The diagnosis of FH with tendinous xanthomas can be made based on examination coupled with an elevated LDL cholesterol, (frequently above the 75th percentile), elevated total cholesterol, arcus senilis, and a family history of premature cardiovascular disease [1]. If Achilles tendon enlargement is present, an ultrasound of the tendon often reveals a thickened tendon with echolucent regions [11]. The diagnosis can be confirmed by histopathology of the nodule or genetic testing.

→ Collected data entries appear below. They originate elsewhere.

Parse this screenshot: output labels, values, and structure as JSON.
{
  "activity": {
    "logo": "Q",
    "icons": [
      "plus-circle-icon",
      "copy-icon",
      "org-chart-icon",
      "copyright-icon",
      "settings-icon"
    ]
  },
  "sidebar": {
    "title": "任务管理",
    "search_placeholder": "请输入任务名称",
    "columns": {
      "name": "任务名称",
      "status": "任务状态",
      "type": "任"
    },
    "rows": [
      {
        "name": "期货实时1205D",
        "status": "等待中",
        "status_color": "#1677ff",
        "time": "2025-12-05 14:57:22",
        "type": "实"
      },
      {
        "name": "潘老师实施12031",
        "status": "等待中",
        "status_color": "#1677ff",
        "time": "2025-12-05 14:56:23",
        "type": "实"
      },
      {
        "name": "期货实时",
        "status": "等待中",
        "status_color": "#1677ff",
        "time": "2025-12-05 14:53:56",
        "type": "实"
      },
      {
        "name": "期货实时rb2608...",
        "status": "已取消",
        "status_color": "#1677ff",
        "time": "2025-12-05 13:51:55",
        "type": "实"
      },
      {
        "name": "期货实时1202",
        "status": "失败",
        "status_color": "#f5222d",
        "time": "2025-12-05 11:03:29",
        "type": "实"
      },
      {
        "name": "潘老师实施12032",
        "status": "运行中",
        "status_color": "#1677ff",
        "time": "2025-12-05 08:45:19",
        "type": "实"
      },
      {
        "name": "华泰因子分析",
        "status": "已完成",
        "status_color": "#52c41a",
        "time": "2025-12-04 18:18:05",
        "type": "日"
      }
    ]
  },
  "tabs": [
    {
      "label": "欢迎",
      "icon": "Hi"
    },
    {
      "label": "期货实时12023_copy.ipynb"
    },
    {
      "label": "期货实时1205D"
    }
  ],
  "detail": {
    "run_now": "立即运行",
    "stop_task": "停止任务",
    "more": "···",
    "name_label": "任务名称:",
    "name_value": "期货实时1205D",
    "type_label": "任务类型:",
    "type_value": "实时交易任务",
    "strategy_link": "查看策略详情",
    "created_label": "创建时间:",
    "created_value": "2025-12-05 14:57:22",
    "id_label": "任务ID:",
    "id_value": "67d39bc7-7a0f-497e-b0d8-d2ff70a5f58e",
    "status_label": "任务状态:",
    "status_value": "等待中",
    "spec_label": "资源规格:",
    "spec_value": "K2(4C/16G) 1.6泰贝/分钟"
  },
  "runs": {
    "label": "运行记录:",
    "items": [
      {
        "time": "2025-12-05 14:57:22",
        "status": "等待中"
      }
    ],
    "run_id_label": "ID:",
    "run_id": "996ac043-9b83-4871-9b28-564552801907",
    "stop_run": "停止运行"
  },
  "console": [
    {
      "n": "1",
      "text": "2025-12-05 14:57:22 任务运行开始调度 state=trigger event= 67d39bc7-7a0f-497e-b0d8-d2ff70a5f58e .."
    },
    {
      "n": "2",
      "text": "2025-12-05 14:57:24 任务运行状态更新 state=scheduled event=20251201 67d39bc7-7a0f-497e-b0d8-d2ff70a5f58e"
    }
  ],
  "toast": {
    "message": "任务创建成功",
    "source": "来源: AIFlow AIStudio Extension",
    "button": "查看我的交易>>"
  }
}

Elevated LDL levels lead to the development of both the tendinous xanthomas and atherosclerotic plaques. Treatment is focused on decreasing LDL levels through the use of statin medications, or ezetimibe, combined with dietary modification and counseling regarding the risks of alcohol, smoking, and sedentary lifestyle [12]. For more severe cases, combination therapy with a bile acid sequestrant [13], nicotinic acid, fibrates, low-density lipoprotein apheresis [2,14], or orthotopic liver transplantation [2] may be required. However, very large tendinous xanthomas, or those that impede joint function, will typically require surgical removal with possible skin grafting [15]. The workup should include a cardiology evaluation to rule out early coronary artery disease. Xanthomas can also appear as a consequence of elevated lipid levels secondary to liver or kidney disease, bile duct obstruction, diabetes, hypothyroidism, or alcoholism [10]. Laboratory tests to rule out these conditions is recommended [12].
Statement of Ethics
The patient involved in this case report has signed an informed consent allowing the use of pictures and information in an anonymous format.
Disclosure Statement
The authors have no conflicts of interest and have not received any funding or financial consideration with respect to this article.